Juste à mes 60 ans, en septembre 2007, je quitte ma vie asilaire pour embrasser le dur métier de retraité, comme la plupart d’entre vous j’imagine.
En dehors de la vie professionnelle, j’ai consacré bien des heures et bien des soirées à la vie associative, privilégiant les activités tournant autour du chant choral, le social, et l’animation liturgique, sans oublier les joies et contraintes de la vie familiale.
Aujourd’hui, j’ai laissé de côté bien des occupations « profanes » ( mais je suis encore au CCAS de ma commune) pour consacrer une bonne partie de mon activité à l’animation liturgique dans les trois relais qui constituent ma paroisse couvrant 25000 âmes. Le reste du temps, c’est beaucoup de lecture, un peu de jardin, un peu de vélo, pas mal de cuisine (j’adore !), jamais de sieste, et surtout, avec mes 4 petits garçons, cultiver l’art d’être grand-père.

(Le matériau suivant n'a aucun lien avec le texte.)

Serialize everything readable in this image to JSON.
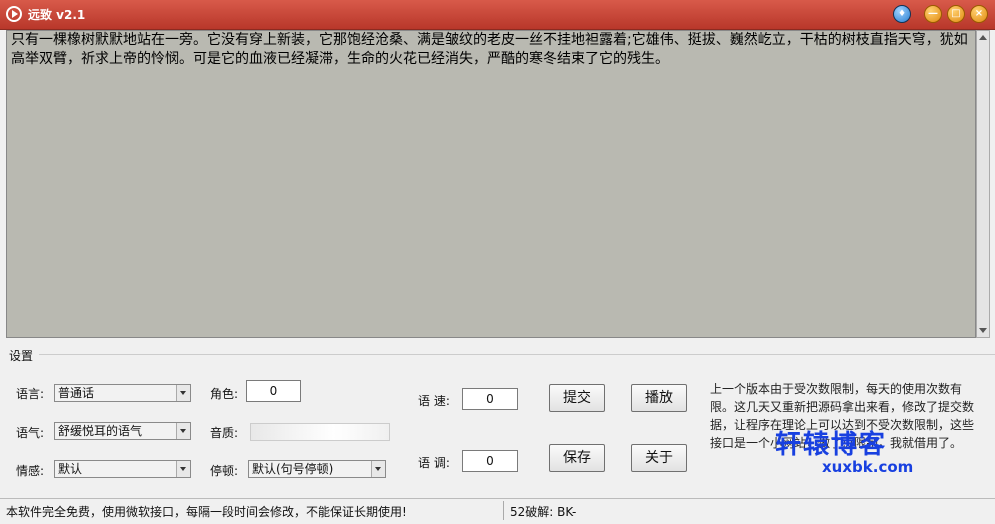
{
  "window": {
    "title": "远致 v2.1"
  },
  "editor": {
    "text": "只有一棵橡树默默地站在一旁。它没有穿上新装，它那饱经沧桑、满是皱纹的老皮一丝不挂地袒露着;它雄伟、挺拔、巍然屹立，干枯的树枝直指天穹，犹如高举双臂，祈求上帝的怜悯。可是它的血液已经凝滞，生命的火花已经消失，严酷的寒冬结束了它的残生。"
  },
  "settings": {
    "group_label": "设置",
    "language": {
      "label": "语言:",
      "value": "普通话"
    },
    "tone": {
      "label": "语气:",
      "value": "舒缓悦耳的语气"
    },
    "emotion": {
      "label": "情感:",
      "value": "默认"
    },
    "role": {
      "label": "角色:",
      "value": "0"
    },
    "quality": {
      "label": "音质:"
    },
    "pause": {
      "label": "停顿:",
      "value": "默认(句号停顿)"
    },
    "speed": {
      "label": "语 速:",
      "value": "0"
    },
    "pitch": {
      "label": "语 调:",
      "value": "0"
    }
  },
  "buttons": {
    "submit": "提交",
    "play": "播放",
    "save": "保存",
    "about": "关于"
  },
  "note": "上一个版本由于受次数限制，每天的使用次数有限。这几天又重新把源码拿出来看，修改了提交数据，让程序在理论上可以达到不受次数限制，这些接口是一个小网站，做了点限制，我就借用了。",
  "watermark": {
    "main": "轩辕博客",
    "sub": "xuxbk.com"
  },
  "status": {
    "left": "本软件完全免费，使用微软接口，每隔一段时间会修改，不能保证长期使用!",
    "right": "52破解: BK-"
  }
}
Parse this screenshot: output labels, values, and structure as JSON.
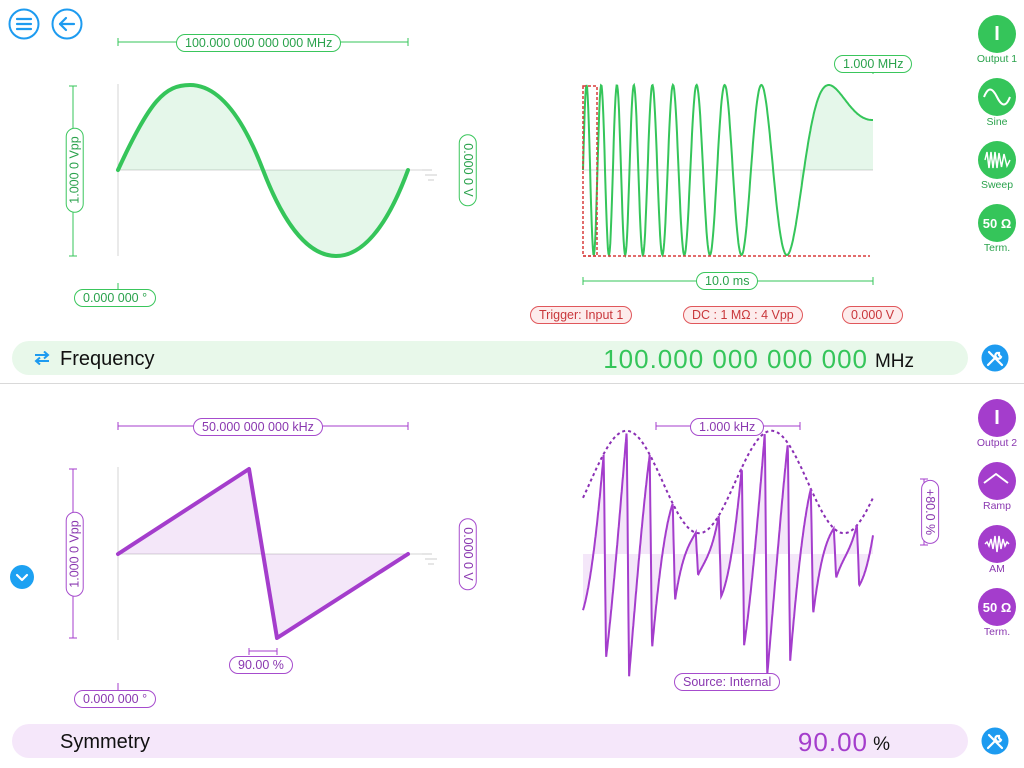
{
  "colors": {
    "green": "#35c55a",
    "purple": "#a43dcc",
    "blue": "#1d9bf0",
    "red": "#e0575b"
  },
  "top": {
    "period_label": "100.000 000 000 000 MHz",
    "amplitude_label": "1.000 0 Vpp",
    "offset_label": "0.000 0 V",
    "phase_label": "0.000 000 °",
    "mod_freq_label": "1.000 MHz",
    "time_label": "10.0 ms",
    "trigger_label": "Trigger: Input 1",
    "coupling_label": "DC : 1 MΩ : 4 Vpp",
    "trigger_level_label": "0.000 V",
    "param_label": "Frequency",
    "param_value": "100.000 000 000 000",
    "param_unit": "MHz"
  },
  "bottom": {
    "period_label": "50.000 000 000 kHz",
    "amplitude_label": "1.000 0 Vpp",
    "offset_label": "0.000 0 V",
    "phase_label": "0.000 000 °",
    "symmetry_marker_label": "90.00 %",
    "mod_freq_label": "1.000 kHz",
    "depth_label": "+80.0 %",
    "source_label": "Source: Internal",
    "param_label": "Symmetry",
    "param_value": "90.00",
    "param_unit": "%"
  },
  "sidebar_top": [
    {
      "label": "Output 1",
      "glyph": "I"
    },
    {
      "label": "Sine",
      "glyph": ""
    },
    {
      "label": "Sweep",
      "glyph": ""
    },
    {
      "label": "Term.",
      "glyph": "50 Ω"
    }
  ],
  "sidebar_bottom": [
    {
      "label": "Output 2",
      "glyph": "I"
    },
    {
      "label": "Ramp",
      "glyph": ""
    },
    {
      "label": "AM",
      "glyph": ""
    },
    {
      "label": "Term.",
      "glyph": "50 Ω"
    }
  ]
}
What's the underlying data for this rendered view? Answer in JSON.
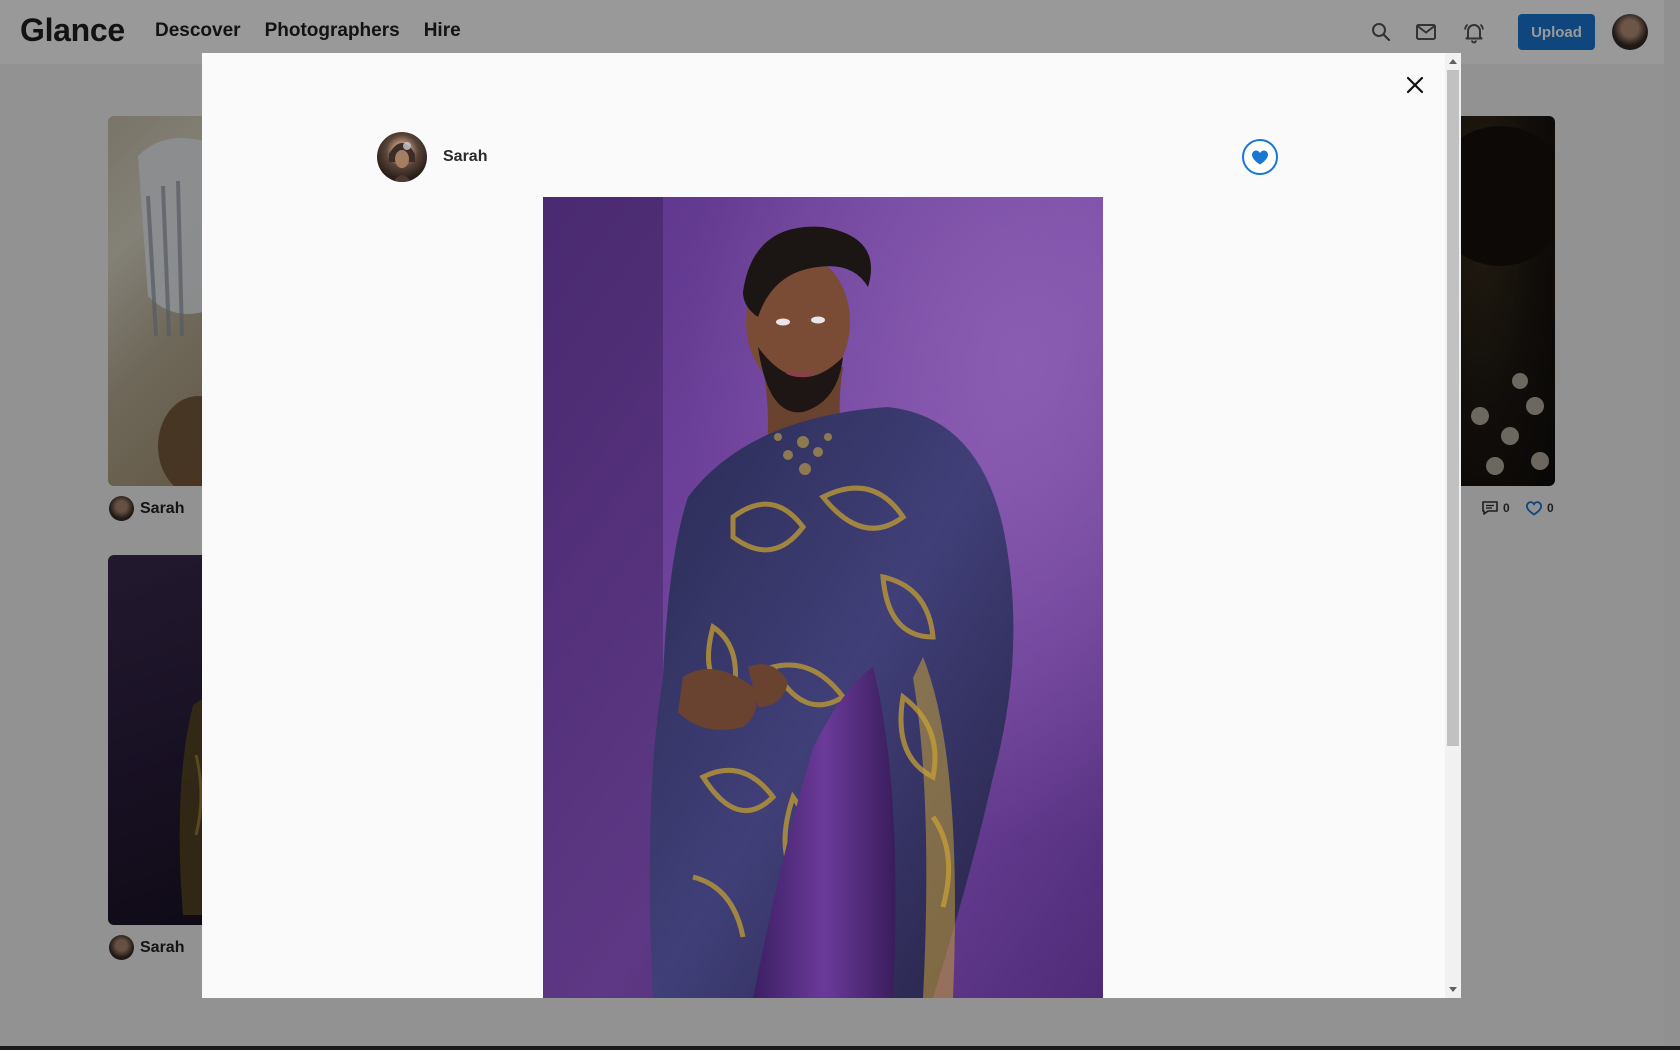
{
  "app": {
    "logo": "Glance",
    "nav": [
      "Descover",
      "Photographers",
      "Hire"
    ],
    "upload_label": "Upload",
    "icons": [
      "search-icon",
      "mail-icon",
      "bell-icon"
    ]
  },
  "feed": {
    "cards": [
      {
        "user": "Sarah"
      },
      {
        "user": "Sarah",
        "comments": "0",
        "likes": "0"
      },
      {
        "user": "Sarah"
      }
    ]
  },
  "modal": {
    "author": "Sarah",
    "close_icon": "close-icon",
    "like_icon": "heart-icon",
    "photo": "portrait-purple-backdrop-gold-paisley-shawl"
  },
  "colors": {
    "accent": "#1976d2",
    "backdrop": "rgba(0,0,0,0.4)",
    "photo_bg": "#6a3f98",
    "fabric_gold": "#b39339"
  }
}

Voilà une vie résumée en quelques mots : une vie imprégnée des valeurs inculquées au séminaire, l’amour du travail, le sens des autres, le goût du beau, la primauté donnée à l’Homme. En revoyant tout ce que le blog nous rappelle, je mesure à présent la chance que nous avons eue de bénéficier de ces années d’internat, même si certaines nous ont paru longues et austères.
Que de souvenirs remontent à ma mémoire en revoyant vos visages et ceux de nos maîtres !
Encore merci à ceux qui ont eu l’audace de provoquer cette rencontre et de ranimer ainsi les liens qui nous ont unis autrefois, pour une nouvelle amitié à reconstituer.
J’attends beaucoup d’une prochaine rencontre, et vous adresse à tous mes très sincères et chaleureux vœux de bonheur pour l’année qui commence.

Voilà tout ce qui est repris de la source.